Figure 5. Recovery of skeletal unloading induced reduction in expression of integrin subunits

The BMOp cells from loaded and unloaded bones were grown in culture. Total RNA was harvested at days 5, 7, 14, and 21 in culture and cell lysates collected at days 7, 14, and 21 in culture. A) Relative mRNA expression of the integrin subunits normalized to L19 of the unloaded BMOp cells as a percentage of that of loaded BMOp are displayed. Means ± SEM, of four independent BMOp cell pools at day 5, thirteen at day 7, six at day 14 and four at day 21. a p < 0.05, b p < 0.01, c p = 0.055. B) A representative immunoblot illustrates that expression of the β1 integrin subunit was significantly less than that in loaded BMOp cells after 7 days but not 14 or 21 days in culture. Relative signal intensities of the ratio of β1 integrin to actin were evaluated. Means ± SD, n = 3. a p < 0.05 vs. Loaded.

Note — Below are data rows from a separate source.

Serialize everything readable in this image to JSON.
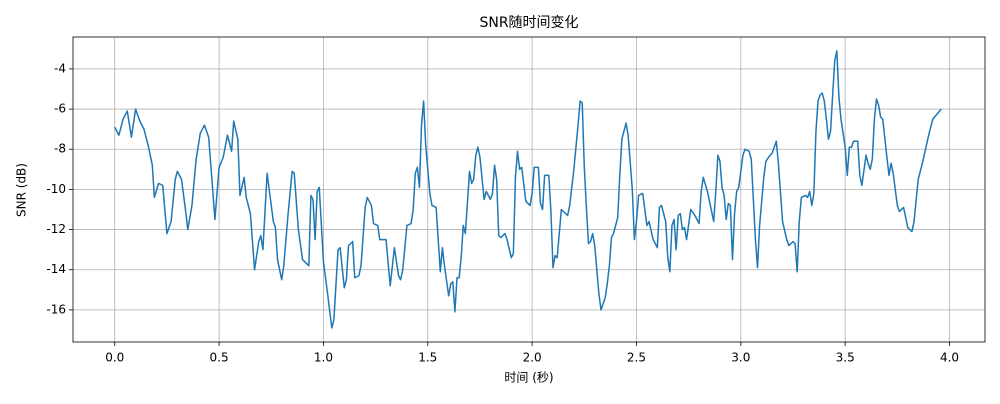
{
  "chart_data": {
    "type": "line",
    "title": "SNR随时间变化",
    "xlabel": "时间 (秒)",
    "ylabel": "SNR (dB)",
    "grid": true,
    "xlim": [
      -0.2,
      4.17
    ],
    "ylim": [
      -17.6,
      -2.41
    ],
    "xticks": [
      {
        "value": 0,
        "label": "0.0"
      },
      {
        "value": 0.5,
        "label": "0.5"
      },
      {
        "value": 1,
        "label": "1.0"
      },
      {
        "value": 1.5,
        "label": "1.5"
      },
      {
        "value": 2,
        "label": "2.0"
      },
      {
        "value": 2.5,
        "label": "2.5"
      },
      {
        "value": 3,
        "label": "3.0"
      },
      {
        "value": 3.5,
        "label": "3.5"
      },
      {
        "value": 4,
        "label": "4.0"
      }
    ],
    "yticks": [
      -16,
      -14,
      -12,
      -10,
      -8,
      -6,
      -4
    ],
    "x": [
      0.0,
      0.02,
      0.04,
      0.06,
      0.08,
      0.1,
      0.12,
      0.14,
      0.16,
      0.18,
      0.19,
      0.21,
      0.23,
      0.25,
      0.27,
      0.29,
      0.3,
      0.32,
      0.34,
      0.35,
      0.37,
      0.39,
      0.41,
      0.43,
      0.45,
      0.47,
      0.48,
      0.5,
      0.52,
      0.54,
      0.56,
      0.57,
      0.59,
      0.6,
      0.62,
      0.63,
      0.65,
      0.67,
      0.69,
      0.7,
      0.71,
      0.73,
      0.76,
      0.77,
      0.78,
      0.8,
      0.81,
      0.83,
      0.85,
      0.86,
      0.88,
      0.9,
      0.93,
      0.94,
      0.95,
      0.96,
      0.97,
      0.98,
      1.0,
      1.02,
      1.04,
      1.05,
      1.07,
      1.08,
      1.1,
      1.11,
      1.12,
      1.14,
      1.15,
      1.17,
      1.18,
      1.2,
      1.21,
      1.23,
      1.24,
      1.26,
      1.27,
      1.3,
      1.32,
      1.34,
      1.36,
      1.37,
      1.38,
      1.4,
      1.42,
      1.43,
      1.44,
      1.45,
      1.46,
      1.47,
      1.48,
      1.49,
      1.51,
      1.52,
      1.54,
      1.56,
      1.57,
      1.58,
      1.6,
      1.61,
      1.62,
      1.63,
      1.64,
      1.65,
      1.66,
      1.67,
      1.68,
      1.7,
      1.71,
      1.72,
      1.73,
      1.74,
      1.75,
      1.77,
      1.78,
      1.8,
      1.81,
      1.82,
      1.83,
      1.84,
      1.85,
      1.87,
      1.88,
      1.9,
      1.91,
      1.92,
      1.93,
      1.94,
      1.95,
      1.97,
      1.99,
      2.0,
      2.01,
      2.03,
      2.04,
      2.05,
      2.06,
      2.08,
      2.09,
      2.1,
      2.11,
      2.12,
      2.14,
      2.15,
      2.17,
      2.18,
      2.2,
      2.22,
      2.23,
      2.24,
      2.25,
      2.26,
      2.27,
      2.28,
      2.29,
      2.3,
      2.32,
      2.33,
      2.35,
      2.36,
      2.37,
      2.38,
      2.39,
      2.41,
      2.42,
      2.43,
      2.45,
      2.46,
      2.48,
      2.49,
      2.5,
      2.51,
      2.53,
      2.55,
      2.56,
      2.58,
      2.6,
      2.61,
      2.62,
      2.64,
      2.65,
      2.66,
      2.67,
      2.68,
      2.69,
      2.7,
      2.71,
      2.72,
      2.73,
      2.74,
      2.76,
      2.78,
      2.8,
      2.81,
      2.82,
      2.84,
      2.85,
      2.87,
      2.88,
      2.89,
      2.9,
      2.91,
      2.92,
      2.93,
      2.94,
      2.95,
      2.96,
      2.97,
      2.98,
      2.99,
      3.01,
      3.02,
      3.04,
      3.05,
      3.07,
      3.08,
      3.09,
      3.11,
      3.12,
      3.14,
      3.15,
      3.17,
      3.18,
      3.2,
      3.22,
      3.23,
      3.25,
      3.26,
      3.27,
      3.28,
      3.29,
      3.31,
      3.32,
      3.33,
      3.34,
      3.35,
      3.36,
      3.37,
      3.38,
      3.39,
      3.4,
      3.41,
      3.42,
      3.43,
      3.44,
      3.45,
      3.46,
      3.47,
      3.48,
      3.5,
      3.51,
      3.52,
      3.53,
      3.54,
      3.56,
      3.57,
      3.58,
      3.6,
      3.61,
      3.62,
      3.63,
      3.64,
      3.65,
      3.66,
      3.67,
      3.68,
      3.7,
      3.71,
      3.72,
      3.73,
      3.75,
      3.76,
      3.78,
      3.8,
      3.82,
      3.83,
      3.85,
      3.87,
      3.9,
      3.92,
      3.96
    ],
    "series": [
      {
        "name": "SNR",
        "color": "#1f77b4",
        "values": [
          -6.9,
          -7.3,
          -6.5,
          -6.1,
          -7.4,
          -6.0,
          -6.6,
          -7.0,
          -7.8,
          -8.8,
          -10.4,
          -9.7,
          -9.8,
          -12.2,
          -11.6,
          -9.5,
          -9.1,
          -9.5,
          -11.1,
          -12.0,
          -10.8,
          -8.5,
          -7.2,
          -6.8,
          -7.4,
          -10.1,
          -11.5,
          -8.9,
          -8.4,
          -7.3,
          -8.1,
          -6.6,
          -7.5,
          -10.3,
          -9.4,
          -10.4,
          -11.2,
          -14.0,
          -12.6,
          -12.3,
          -13.0,
          -9.2,
          -11.6,
          -11.9,
          -13.5,
          -14.5,
          -13.8,
          -11.3,
          -9.1,
          -9.2,
          -12.0,
          -13.5,
          -13.8,
          -10.3,
          -10.5,
          -12.5,
          -10.1,
          -9.9,
          -13.6,
          -15.2,
          -16.9,
          -16.5,
          -13.0,
          -12.9,
          -14.9,
          -14.5,
          -12.8,
          -12.6,
          -14.4,
          -14.3,
          -13.8,
          -10.9,
          -10.4,
          -10.8,
          -11.7,
          -11.8,
          -12.5,
          -12.5,
          -14.8,
          -12.9,
          -14.3,
          -14.5,
          -14.0,
          -11.8,
          -11.7,
          -11.0,
          -9.2,
          -8.9,
          -9.9,
          -6.8,
          -5.6,
          -7.8,
          -10.2,
          -10.8,
          -10.9,
          -14.1,
          -12.9,
          -13.8,
          -15.3,
          -14.7,
          -14.6,
          -16.1,
          -14.4,
          -14.4,
          -13.4,
          -11.8,
          -12.2,
          -9.1,
          -9.7,
          -9.5,
          -8.3,
          -7.9,
          -8.4,
          -10.5,
          -10.1,
          -10.5,
          -10.2,
          -8.8,
          -9.5,
          -12.3,
          -12.4,
          -12.2,
          -12.5,
          -13.4,
          -13.2,
          -9.4,
          -8.1,
          -9.0,
          -8.9,
          -10.6,
          -10.8,
          -10.2,
          -8.9,
          -8.9,
          -10.7,
          -11.0,
          -9.3,
          -9.3,
          -11.1,
          -13.9,
          -13.3,
          -13.4,
          -11.0,
          -11.1,
          -11.3,
          -10.8,
          -9.0,
          -6.8,
          -5.6,
          -5.7,
          -8.9,
          -10.9,
          -12.7,
          -12.6,
          -12.2,
          -12.8,
          -15.2,
          -16.0,
          -15.4,
          -14.7,
          -13.8,
          -12.4,
          -12.2,
          -11.4,
          -9.3,
          -7.5,
          -6.7,
          -7.3,
          -10.0,
          -12.5,
          -11.6,
          -10.3,
          -10.2,
          -11.8,
          -11.6,
          -12.5,
          -12.9,
          -10.9,
          -10.8,
          -11.6,
          -13.4,
          -14.1,
          -11.8,
          -11.5,
          -13.0,
          -11.3,
          -11.2,
          -12.0,
          -11.9,
          -12.5,
          -11.0,
          -11.3,
          -11.7,
          -10.1,
          -9.4,
          -10.1,
          -10.6,
          -11.6,
          -10.1,
          -8.3,
          -8.6,
          -9.9,
          -10.3,
          -11.5,
          -10.7,
          -10.8,
          -13.5,
          -11.2,
          -10.1,
          -9.9,
          -8.3,
          -8.0,
          -8.1,
          -8.5,
          -12.5,
          -13.9,
          -11.8,
          -9.4,
          -8.6,
          -8.3,
          -8.2,
          -7.6,
          -8.7,
          -11.6,
          -12.5,
          -12.8,
          -12.6,
          -12.7,
          -14.1,
          -11.6,
          -10.4,
          -10.3,
          -10.4,
          -10.1,
          -10.8,
          -10.2,
          -7.1,
          -5.6,
          -5.3,
          -5.2,
          -5.6,
          -6.5,
          -7.5,
          -7.1,
          -5.3,
          -3.6,
          -3.1,
          -5.4,
          -6.5,
          -7.9,
          -9.3,
          -7.9,
          -7.9,
          -7.6,
          -7.6,
          -9.3,
          -9.8,
          -8.3,
          -8.7,
          -9.0,
          -8.5,
          -6.5,
          -5.5,
          -5.8,
          -6.4,
          -6.5,
          -8.4,
          -9.3,
          -8.7,
          -9.2,
          -10.8,
          -11.1,
          -10.9,
          -11.9,
          -12.1,
          -11.6,
          -9.5,
          -8.7,
          -7.3,
          -6.5,
          -6.0
        ]
      }
    ]
  }
}
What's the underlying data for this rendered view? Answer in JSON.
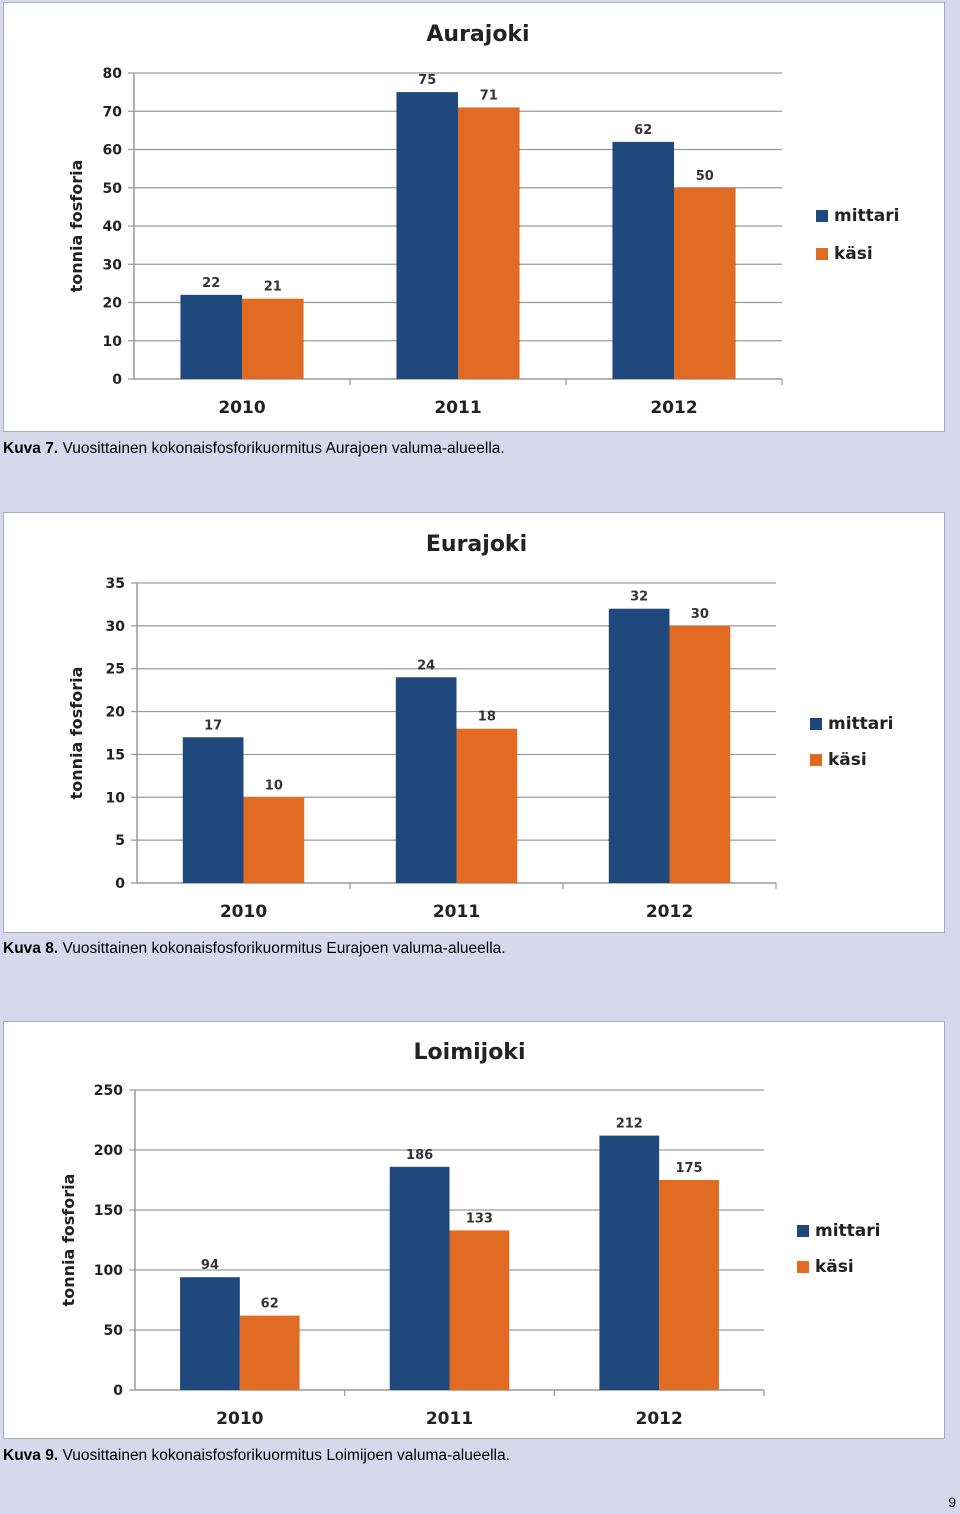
{
  "chart_data": [
    {
      "type": "bar",
      "title": "Aurajoki",
      "ylabel": "tonnia fosforia",
      "xlabel": "",
      "categories": [
        "2010",
        "2011",
        "2012"
      ],
      "series": [
        {
          "name": "mittari",
          "values": [
            22,
            75,
            62
          ],
          "color": "#1f497d"
        },
        {
          "name": "käsi",
          "values": [
            21,
            71,
            50
          ],
          "color": "#e26b23"
        }
      ],
      "ylim": [
        0,
        80
      ],
      "yticks": [
        0,
        10,
        20,
        30,
        40,
        50,
        60,
        70,
        80
      ],
      "grid": true,
      "legend": "right"
    },
    {
      "type": "bar",
      "title": "Eurajoki",
      "ylabel": "tonnia fosforia",
      "xlabel": "",
      "categories": [
        "2010",
        "2011",
        "2012"
      ],
      "series": [
        {
          "name": "mittari",
          "values": [
            17,
            24,
            32
          ],
          "color": "#1f497d"
        },
        {
          "name": "käsi",
          "values": [
            10,
            18,
            30
          ],
          "color": "#e26b23"
        }
      ],
      "ylim": [
        0,
        35
      ],
      "yticks": [
        0,
        5,
        10,
        15,
        20,
        25,
        30,
        35
      ],
      "grid": true,
      "legend": "right"
    },
    {
      "type": "bar",
      "title": "Loimijoki",
      "ylabel": "tonnia fosforia",
      "xlabel": "",
      "categories": [
        "2010",
        "2011",
        "2012"
      ],
      "series": [
        {
          "name": "mittari",
          "values": [
            94,
            186,
            212
          ],
          "color": "#1f497d"
        },
        {
          "name": "käsi",
          "values": [
            62,
            133,
            175
          ],
          "color": "#e26b23"
        }
      ],
      "ylim": [
        0,
        250
      ],
      "yticks": [
        0,
        50,
        100,
        150,
        200,
        250
      ],
      "grid": true,
      "legend": "right"
    }
  ],
  "captions": [
    {
      "label": "Kuva 7.",
      "text": " Vuosittainen kokonaisfosforikuormitus Aurajoen valuma-alueella."
    },
    {
      "label": "Kuva 8.",
      "text": " Vuosittainen kokonaisfosforikuormitus Eurajoen valuma-alueella."
    },
    {
      "label": "Kuva 9.",
      "text": " Vuosittainen kokonaisfosforikuormitus Loimijoen valuma-alueella."
    }
  ],
  "page_number": "9"
}
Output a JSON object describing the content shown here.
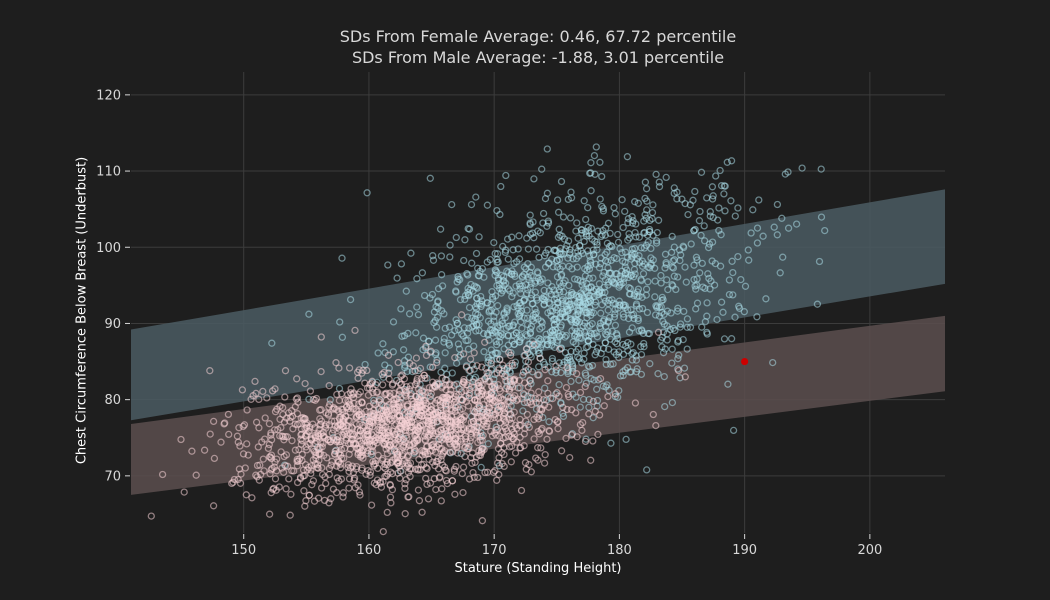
{
  "chart_data": {
    "type": "scatter",
    "title": "SDs From Female Average: 0.46, 67.72 percentile",
    "subtitle": "SDs From Male Average: -1.88, 3.01 percentile",
    "xlabel": "Stature (Standing Height)",
    "ylabel": "Chest Circumference Below Breast (Underbust)",
    "xlim": [
      141,
      206
    ],
    "ylim": [
      62.5,
      123
    ],
    "x_ticks": [
      150,
      160,
      170,
      180,
      190,
      200
    ],
    "y_ticks": [
      70,
      80,
      90,
      100,
      110,
      120
    ],
    "grid": true,
    "bands": [
      {
        "group": "male",
        "color": "#4a5a61",
        "x": [
          141,
          206
        ],
        "lower": [
          77.3,
          95.2
        ],
        "upper": [
          89.2,
          107.6
        ]
      },
      {
        "group": "female",
        "color": "#5a4d4d",
        "x": [
          141,
          206
        ],
        "lower": [
          67.5,
          81.1
        ],
        "upper": [
          76.8,
          91.0
        ]
      }
    ],
    "clusters": [
      {
        "group": "female",
        "color": "#f5d1d6",
        "center": [
          162.9,
          76.5
        ],
        "sd": [
          6.4,
          4.2
        ],
        "r": 0.32,
        "count": 1500
      },
      {
        "group": "male",
        "color": "#a9dbe6",
        "center": [
          175.8,
          92.5
        ],
        "sd": [
          6.8,
          7.5
        ],
        "r": 0.42,
        "count": 1400
      }
    ],
    "highlight_point": {
      "x": 190,
      "y": 85,
      "color": "#cc0000"
    },
    "colors": {
      "background": "#1e1e1e",
      "grid": "#3c3c3c",
      "tick_text": "#d8d8d8"
    }
  }
}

Figure 6. Recovery of IGF-I signaling in BMOp cells from unloaded bone followed longitudinally

BMOp cells from loaded and unloaded bones were grown in culture over 21 days. At days 14 and 21, cultures were serum deprived and then treated with IGF-I. Representative immunoblots illustrate recovery of ligand induced IGF-I receptor (A) and ERK1/2 (B) phosphorylation at 14 and 21 days in culture. Relative signal intensities of the ratio of phosphorylated to total IGF-I receptor and ERK1/2 were evaluated. Means ± SD, n = 4. There were no significant differences.

Figure 7. Effects of targeted integrin subunit knockdown on IGF-I signaling

(A) BMOp cells from loaded bones were treated with specific (siβ1 or siβ3) or non-targeting control (siCont) siRNA oligonucleotides on day 4 in culture. At day 7, cultures were serum deprived and then treated with IGF-I. RNA expression of β1 or β3 integrin subunits following targeted siRNA treatment was specifically and significantly reduced. Means ± SEM, n = 4, a p < 0.05 vs. siCont. (B) A representative immunoblot confirms the diminished expression of β1 and β3 subunit following siRNA treatment. (C) IGF-IR activation is impaired by β1 or β3 integrin subunit knockdown. (D) Relative signal intensities of the ratio of phosphorylated to total IGF-I receptor were evaluated. Means ± SEM, n = 3, a p < 0.05 vs. siCont.